Anderson localization vs. Mott-Hubbard metal-insulator transition in disordered, interacting lattice fermion systems

TL;DR

This paper reviews how Dynamical Mean-Field Theory (DMFT) can describe the interplay of Anderson localization and Mott insulator phases in disordered, interacting lattice fermion systems, revealing a new disorder-stabilized antiferromagnetic metal.

Contribution

It demonstrates that DMFT combined with geometric averaging effectively captures both Anderson localization and Mott insulating phases in disordered fermion systems, including novel phases.

Findings

DMFT with geometric averaging captures localization and Mott phases

Discovery of a disorder-stabilized antiferromagnetic metal

Phase diagram of the Anderson-Hubbard model at half filling

Abstract

We review recent progress in our theoretical understanding of strongly correlated fermion systems in the presence of disorder.

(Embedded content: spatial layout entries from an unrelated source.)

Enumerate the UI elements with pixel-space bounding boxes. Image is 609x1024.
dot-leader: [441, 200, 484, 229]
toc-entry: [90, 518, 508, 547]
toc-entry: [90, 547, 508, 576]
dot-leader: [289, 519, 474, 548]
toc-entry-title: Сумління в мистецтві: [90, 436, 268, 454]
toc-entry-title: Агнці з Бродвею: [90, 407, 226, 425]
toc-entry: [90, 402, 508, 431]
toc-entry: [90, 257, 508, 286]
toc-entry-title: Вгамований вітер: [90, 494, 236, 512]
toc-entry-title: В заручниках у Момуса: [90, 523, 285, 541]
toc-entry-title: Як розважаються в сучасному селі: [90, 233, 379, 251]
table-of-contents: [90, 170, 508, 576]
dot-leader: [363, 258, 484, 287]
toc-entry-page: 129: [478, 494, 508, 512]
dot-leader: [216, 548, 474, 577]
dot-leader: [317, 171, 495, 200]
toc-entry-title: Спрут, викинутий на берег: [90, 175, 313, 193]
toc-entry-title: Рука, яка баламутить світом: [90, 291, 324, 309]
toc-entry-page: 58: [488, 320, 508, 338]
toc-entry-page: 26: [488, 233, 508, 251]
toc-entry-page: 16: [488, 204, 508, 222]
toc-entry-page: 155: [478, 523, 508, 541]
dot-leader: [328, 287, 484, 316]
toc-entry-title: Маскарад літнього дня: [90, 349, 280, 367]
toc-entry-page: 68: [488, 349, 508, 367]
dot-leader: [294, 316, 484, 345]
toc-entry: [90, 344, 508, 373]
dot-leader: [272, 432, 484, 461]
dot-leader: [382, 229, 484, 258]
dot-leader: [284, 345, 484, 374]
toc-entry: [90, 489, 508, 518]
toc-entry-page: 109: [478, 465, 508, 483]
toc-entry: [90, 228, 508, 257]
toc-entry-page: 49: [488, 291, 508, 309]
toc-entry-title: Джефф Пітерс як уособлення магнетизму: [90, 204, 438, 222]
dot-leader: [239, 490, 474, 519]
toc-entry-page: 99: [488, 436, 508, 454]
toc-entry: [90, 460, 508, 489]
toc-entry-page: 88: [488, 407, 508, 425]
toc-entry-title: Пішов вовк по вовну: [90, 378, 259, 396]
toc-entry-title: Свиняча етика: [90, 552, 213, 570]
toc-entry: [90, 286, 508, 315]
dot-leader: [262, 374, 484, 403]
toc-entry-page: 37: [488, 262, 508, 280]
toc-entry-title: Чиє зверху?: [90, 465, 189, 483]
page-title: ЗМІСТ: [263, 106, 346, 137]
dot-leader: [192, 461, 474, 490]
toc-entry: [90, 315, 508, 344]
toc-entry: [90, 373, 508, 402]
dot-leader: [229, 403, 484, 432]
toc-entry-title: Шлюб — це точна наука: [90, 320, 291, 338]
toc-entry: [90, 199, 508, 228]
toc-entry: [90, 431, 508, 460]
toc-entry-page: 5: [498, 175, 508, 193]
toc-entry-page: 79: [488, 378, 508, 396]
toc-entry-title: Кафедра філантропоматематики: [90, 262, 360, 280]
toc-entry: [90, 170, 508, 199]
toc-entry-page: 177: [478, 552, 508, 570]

Results were obtained by the application of a powerful nonperturbative approach, the Dynamical Mean-Field Theory (DMFT), to interacting disordered lattice fermions. In particular, we demonstrate that DMFT combined with geometric averaging over disorder can capture Anderson localization and Mott insulating phases on the level of one-particle correlation functions. Results are presented for the ground-state phase diagram of the Anderson-Hubbard model at half filling, both in the paramagnetic phase and in the presence of antiferromagnetic order. We find a new antiferromagnetic metal which is stabilized by disorder. Possible realizations of these quantum phases with ultracold fermions in optical lattices are discussed.